One serial port is part of the standard rear-panel ATX jack field and is used by EchoLink for transmitter PTT keying and receiver squelch input. This is the typical sound-card-interface application where the handshaking lines of the serial port are used as single bit I/O , but the actual data lines go unused.
The other serial port is a 10-pin header on the interior of the motherboard. NOTE: VIA reversed TXD and RXD relative to PC industry conventions which caused me about 4 hours of grief before I discovered this fact. The standard PC "second serial port" cable assemblies WON'T WORK on this board! I made up a custom 10-pin-to-DB25 cable assembly (the grey flat ribbon in the picture) to connect this port to the KAM TNC used for both HF and VHF APRS data.
The APRN system uses a second TNC (KPC3+) to decode Mic-E bursts on the voice repeater. This required a third serial port. I used a serial-to-USB "dongle" plugged into one of the EPIA board's 6 USB 2.0 ports. I got lucky; in this installation; the driver for the dongle installed effortlessly and configured itself as COM3 on the first try! You can see the transparent blue USB converter and the KPC3+ under a coiled-up USB cable at the very bottom of the picture. The KPC3 and dongle are temporary. I intend to replace them with a USD $45 TNC-X KISS TNC with native USB support in the near future, freeing up the expensive KPC3 for other applications.
The Radio Shack prototyping board in the center bottom contains two homebrew opto-isolated soundcard interfaces. One connects Echolink to the UHF transceiver. The other connects the 1200 baud port of the KAM TNC to the VHF transceiver. Details on the sound card interfaces are here.
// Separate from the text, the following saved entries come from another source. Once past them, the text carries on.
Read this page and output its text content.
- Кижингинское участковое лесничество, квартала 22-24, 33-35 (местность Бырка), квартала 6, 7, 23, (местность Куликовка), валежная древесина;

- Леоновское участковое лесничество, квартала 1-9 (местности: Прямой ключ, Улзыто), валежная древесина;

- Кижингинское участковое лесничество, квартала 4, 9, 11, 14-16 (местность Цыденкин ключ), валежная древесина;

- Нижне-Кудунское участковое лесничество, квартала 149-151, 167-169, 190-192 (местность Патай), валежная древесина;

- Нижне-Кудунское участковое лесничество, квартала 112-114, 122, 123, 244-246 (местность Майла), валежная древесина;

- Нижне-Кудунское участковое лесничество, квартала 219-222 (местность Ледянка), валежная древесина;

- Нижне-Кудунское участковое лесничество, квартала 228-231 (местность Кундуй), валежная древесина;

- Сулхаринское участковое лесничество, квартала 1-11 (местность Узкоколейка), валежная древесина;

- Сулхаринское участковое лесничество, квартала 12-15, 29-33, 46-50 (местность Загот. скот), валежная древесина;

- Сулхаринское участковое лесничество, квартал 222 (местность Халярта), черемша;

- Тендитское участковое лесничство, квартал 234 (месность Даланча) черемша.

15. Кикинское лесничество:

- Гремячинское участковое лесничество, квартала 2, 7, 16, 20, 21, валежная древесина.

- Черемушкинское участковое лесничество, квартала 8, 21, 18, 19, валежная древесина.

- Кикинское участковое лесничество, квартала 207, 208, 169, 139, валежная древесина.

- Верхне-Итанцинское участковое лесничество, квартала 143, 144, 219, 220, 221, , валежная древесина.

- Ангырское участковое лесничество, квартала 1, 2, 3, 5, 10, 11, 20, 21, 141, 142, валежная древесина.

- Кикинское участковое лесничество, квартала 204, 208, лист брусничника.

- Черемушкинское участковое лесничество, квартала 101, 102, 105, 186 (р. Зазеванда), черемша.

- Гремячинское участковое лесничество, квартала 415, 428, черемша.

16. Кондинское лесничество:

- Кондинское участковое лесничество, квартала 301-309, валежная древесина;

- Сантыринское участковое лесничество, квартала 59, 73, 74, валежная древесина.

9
The rear panel contains antenna connectors for the three radios and a barrier terminal block to distribute 12 VDC power from my ham shack battery plant to all the devices inside. Since this system will often operate unattended for long periods, I individually fused each device with fuses rated only about 30% above the expected drain. If one device fails and blows it's fuse, it won't take down the entire system.